The following problems are taken from Montgomery & Runger, Applied Statistics and Probability for Engineers, 2nd edition.
4-57, 4-59, 4-103, 4-107, 4-112, 4-115
5-120, 5-122, 5-128
6-110
(1) Using MINITAB, Excel, R, or some other software, plot a graph to show the Bin(72, 1/36) distribution and its approximating Poisson distribution. Plot another graph to show the Bin(72, 1/36) distribution and its approximating Normal distribution.
[Hint: See last year's A02 solutions for some suggestions of how to do this. You can, however, do better than that. Last year I said I didn't know how to plot the Binomial with bars and the Normal with a continuous line on the same graph in MINITAB. Now I do. Compute the Binomial pmf over a grid of x-values; 0 to 10 is OK for this problem. Compute the approximating Normal pdf over a finer grid. In Plot, give the Binomial columns as Y-X values, with "Data Display" set to "Project"; then, in "Annotation", give the Normal X and Y values as a "Line Annotation". I did the Poisson pmf similarly, using the same x-grid as the Binomial, but as a "Marker Annotation" with open circles. (When specifying the "Points" in "Annotation", I found it only worked if I gave the X and Y values as column numbers separated by a space, e.g. "C3 C4".)]
(2) Let X be the sum of 5 fair 6-sided dice. Find the theoretical mean and variance of X. Will the distribution be approximately Normal? Verify empirically by rolling 5 dice 20 times, or by simulating 1000 rolls of 5 dice using random discrete uniform data in MINITAB. Compute the sample mean and variance and plot the data on a histogram with a normal curve superimposed.
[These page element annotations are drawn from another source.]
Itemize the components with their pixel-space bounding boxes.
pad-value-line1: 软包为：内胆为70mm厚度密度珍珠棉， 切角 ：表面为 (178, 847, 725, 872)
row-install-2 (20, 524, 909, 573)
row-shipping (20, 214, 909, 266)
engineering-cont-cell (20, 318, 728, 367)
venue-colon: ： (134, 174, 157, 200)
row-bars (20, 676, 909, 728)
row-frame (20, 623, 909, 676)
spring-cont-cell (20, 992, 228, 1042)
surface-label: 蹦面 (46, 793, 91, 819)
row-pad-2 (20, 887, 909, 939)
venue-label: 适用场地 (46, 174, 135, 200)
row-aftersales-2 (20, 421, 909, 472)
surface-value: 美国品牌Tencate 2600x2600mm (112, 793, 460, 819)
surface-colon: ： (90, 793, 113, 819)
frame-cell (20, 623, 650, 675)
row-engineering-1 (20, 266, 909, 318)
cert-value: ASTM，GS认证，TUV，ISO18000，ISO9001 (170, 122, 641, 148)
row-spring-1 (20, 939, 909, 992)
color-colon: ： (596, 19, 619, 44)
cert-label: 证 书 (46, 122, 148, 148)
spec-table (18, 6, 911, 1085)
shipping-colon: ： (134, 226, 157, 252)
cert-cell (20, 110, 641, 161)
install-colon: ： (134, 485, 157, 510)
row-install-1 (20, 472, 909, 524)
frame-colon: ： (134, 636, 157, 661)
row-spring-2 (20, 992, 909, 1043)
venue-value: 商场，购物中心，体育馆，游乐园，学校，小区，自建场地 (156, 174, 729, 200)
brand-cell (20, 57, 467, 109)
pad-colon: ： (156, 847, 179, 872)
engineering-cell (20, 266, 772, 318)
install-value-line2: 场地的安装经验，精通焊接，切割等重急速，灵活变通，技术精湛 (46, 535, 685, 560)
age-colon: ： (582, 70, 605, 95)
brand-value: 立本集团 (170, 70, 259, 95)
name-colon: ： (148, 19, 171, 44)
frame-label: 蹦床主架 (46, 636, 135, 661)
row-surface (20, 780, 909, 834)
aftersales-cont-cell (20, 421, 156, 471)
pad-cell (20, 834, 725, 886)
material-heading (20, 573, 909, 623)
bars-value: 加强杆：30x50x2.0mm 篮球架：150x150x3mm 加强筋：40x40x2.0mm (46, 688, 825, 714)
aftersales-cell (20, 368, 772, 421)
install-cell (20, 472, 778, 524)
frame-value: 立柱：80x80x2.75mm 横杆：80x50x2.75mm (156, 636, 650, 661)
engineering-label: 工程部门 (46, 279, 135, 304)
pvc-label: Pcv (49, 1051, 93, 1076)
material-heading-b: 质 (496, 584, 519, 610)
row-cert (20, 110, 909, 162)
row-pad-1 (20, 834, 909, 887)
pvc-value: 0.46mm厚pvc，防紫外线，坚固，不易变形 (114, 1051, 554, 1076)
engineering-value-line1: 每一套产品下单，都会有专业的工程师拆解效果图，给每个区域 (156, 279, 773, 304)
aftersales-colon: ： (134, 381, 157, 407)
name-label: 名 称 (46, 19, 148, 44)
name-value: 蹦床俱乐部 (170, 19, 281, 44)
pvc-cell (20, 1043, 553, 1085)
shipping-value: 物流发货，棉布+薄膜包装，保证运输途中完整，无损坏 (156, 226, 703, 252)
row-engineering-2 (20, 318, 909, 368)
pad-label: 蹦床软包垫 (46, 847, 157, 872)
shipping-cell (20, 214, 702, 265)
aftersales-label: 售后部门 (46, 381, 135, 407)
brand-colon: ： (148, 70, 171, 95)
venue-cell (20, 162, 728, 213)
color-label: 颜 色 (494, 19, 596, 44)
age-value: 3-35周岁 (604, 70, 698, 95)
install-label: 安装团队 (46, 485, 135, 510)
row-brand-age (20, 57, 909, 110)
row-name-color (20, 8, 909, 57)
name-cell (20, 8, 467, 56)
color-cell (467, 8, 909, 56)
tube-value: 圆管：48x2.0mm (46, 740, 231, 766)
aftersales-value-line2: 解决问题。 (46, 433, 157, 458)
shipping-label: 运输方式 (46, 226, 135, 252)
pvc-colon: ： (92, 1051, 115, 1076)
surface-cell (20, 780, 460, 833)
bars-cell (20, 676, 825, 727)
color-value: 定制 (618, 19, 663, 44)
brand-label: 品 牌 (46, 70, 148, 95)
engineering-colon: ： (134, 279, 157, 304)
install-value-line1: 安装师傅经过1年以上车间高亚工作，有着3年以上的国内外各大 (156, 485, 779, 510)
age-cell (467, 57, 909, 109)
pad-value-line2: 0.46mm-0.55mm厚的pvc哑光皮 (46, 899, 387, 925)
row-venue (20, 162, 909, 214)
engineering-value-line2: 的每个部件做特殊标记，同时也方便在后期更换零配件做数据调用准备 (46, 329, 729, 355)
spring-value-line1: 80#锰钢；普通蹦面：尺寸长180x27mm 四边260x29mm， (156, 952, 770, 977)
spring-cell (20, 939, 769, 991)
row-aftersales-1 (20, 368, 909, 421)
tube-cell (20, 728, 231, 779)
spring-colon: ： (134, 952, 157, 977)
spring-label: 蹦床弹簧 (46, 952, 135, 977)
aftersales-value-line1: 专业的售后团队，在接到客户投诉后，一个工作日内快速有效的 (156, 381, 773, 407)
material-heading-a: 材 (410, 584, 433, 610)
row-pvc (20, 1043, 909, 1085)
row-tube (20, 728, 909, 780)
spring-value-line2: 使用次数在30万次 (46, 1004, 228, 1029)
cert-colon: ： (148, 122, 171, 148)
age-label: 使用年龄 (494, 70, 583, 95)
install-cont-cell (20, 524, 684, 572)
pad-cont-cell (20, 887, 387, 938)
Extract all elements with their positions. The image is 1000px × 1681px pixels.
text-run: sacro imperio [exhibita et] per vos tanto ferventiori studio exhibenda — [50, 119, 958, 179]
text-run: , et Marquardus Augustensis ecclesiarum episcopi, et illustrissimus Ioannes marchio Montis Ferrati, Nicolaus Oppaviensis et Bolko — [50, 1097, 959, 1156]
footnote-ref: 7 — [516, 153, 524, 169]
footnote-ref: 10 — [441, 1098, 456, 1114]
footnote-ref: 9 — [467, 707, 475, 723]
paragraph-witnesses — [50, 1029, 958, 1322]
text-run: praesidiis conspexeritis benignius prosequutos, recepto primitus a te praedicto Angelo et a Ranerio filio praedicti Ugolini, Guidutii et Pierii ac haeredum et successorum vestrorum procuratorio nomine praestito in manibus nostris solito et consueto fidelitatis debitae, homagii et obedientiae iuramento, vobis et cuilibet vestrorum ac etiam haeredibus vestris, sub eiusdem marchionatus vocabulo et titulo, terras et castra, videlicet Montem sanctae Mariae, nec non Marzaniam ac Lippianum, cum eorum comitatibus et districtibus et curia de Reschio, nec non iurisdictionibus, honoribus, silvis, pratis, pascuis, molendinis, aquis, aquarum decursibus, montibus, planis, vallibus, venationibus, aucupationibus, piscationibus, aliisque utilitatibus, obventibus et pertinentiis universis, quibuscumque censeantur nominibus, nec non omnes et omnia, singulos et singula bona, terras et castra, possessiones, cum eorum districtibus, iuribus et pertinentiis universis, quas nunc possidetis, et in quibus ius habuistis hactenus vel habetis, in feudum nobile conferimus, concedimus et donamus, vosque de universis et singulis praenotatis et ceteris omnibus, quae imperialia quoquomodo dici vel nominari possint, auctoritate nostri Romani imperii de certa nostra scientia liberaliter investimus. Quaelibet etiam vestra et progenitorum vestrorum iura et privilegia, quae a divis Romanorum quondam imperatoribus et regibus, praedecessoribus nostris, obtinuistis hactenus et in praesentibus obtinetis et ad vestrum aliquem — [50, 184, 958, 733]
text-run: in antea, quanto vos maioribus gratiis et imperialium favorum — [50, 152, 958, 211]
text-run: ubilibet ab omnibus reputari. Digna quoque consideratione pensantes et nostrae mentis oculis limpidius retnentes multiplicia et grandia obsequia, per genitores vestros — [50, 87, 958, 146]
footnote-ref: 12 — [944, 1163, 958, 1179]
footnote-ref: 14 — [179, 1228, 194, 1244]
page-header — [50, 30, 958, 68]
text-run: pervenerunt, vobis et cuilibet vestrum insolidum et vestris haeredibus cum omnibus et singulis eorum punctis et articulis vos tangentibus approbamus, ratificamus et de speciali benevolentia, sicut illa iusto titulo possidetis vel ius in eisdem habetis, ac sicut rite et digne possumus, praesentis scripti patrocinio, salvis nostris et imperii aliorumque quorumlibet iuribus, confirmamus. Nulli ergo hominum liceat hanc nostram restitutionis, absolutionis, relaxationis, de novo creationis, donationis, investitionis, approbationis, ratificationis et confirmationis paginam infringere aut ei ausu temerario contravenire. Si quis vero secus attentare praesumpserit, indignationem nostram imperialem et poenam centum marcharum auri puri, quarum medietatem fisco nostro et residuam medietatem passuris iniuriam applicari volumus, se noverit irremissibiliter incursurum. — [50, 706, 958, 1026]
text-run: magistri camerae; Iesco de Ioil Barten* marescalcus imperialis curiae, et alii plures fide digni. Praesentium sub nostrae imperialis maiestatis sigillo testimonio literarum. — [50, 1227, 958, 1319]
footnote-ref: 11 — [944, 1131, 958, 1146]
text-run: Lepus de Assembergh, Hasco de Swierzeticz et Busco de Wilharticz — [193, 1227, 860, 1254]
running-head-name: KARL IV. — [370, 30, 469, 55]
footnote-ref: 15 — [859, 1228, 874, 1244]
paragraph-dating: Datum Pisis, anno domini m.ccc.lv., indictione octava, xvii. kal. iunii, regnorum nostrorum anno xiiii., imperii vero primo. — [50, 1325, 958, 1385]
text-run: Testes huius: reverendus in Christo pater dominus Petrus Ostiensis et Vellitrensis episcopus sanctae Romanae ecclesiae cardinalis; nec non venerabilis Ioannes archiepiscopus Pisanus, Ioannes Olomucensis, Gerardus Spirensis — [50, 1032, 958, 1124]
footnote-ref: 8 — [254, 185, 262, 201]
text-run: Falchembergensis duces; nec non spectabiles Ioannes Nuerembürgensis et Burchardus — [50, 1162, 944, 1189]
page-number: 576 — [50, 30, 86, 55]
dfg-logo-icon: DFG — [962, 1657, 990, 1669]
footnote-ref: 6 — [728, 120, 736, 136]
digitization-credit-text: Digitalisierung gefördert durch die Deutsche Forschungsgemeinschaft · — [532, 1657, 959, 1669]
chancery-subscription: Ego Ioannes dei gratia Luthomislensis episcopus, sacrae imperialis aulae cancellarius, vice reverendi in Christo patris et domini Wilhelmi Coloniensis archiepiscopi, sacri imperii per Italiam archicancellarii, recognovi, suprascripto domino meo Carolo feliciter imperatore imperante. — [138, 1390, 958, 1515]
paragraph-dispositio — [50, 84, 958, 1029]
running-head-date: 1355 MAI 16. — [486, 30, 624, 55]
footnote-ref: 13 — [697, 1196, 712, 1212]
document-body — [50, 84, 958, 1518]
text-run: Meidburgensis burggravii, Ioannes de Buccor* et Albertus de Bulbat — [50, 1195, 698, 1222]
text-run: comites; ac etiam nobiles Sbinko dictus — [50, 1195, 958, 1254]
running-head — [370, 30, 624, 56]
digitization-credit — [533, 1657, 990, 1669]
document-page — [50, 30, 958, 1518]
[Hint: In MINITAB, the simplest way to draw a histogram with a normal curve superimposed is to use "Stat > Basic Statistics > Display Descriptive Statistics > Graphs > Histogram of data, with normal curve". To simulate a discrete uniform distribution for the roll of one die, you need to specify the distribution by setting up a column with integers 1 to 6 and a column with the corresponding probabilities, i.e. 1/6 at each point. To simulate 1000 rolls of 5 dice, put the random single-die scores into 5 columns, each with 1000 rows, just like we did with the normal and exponential data in Exercise 2.]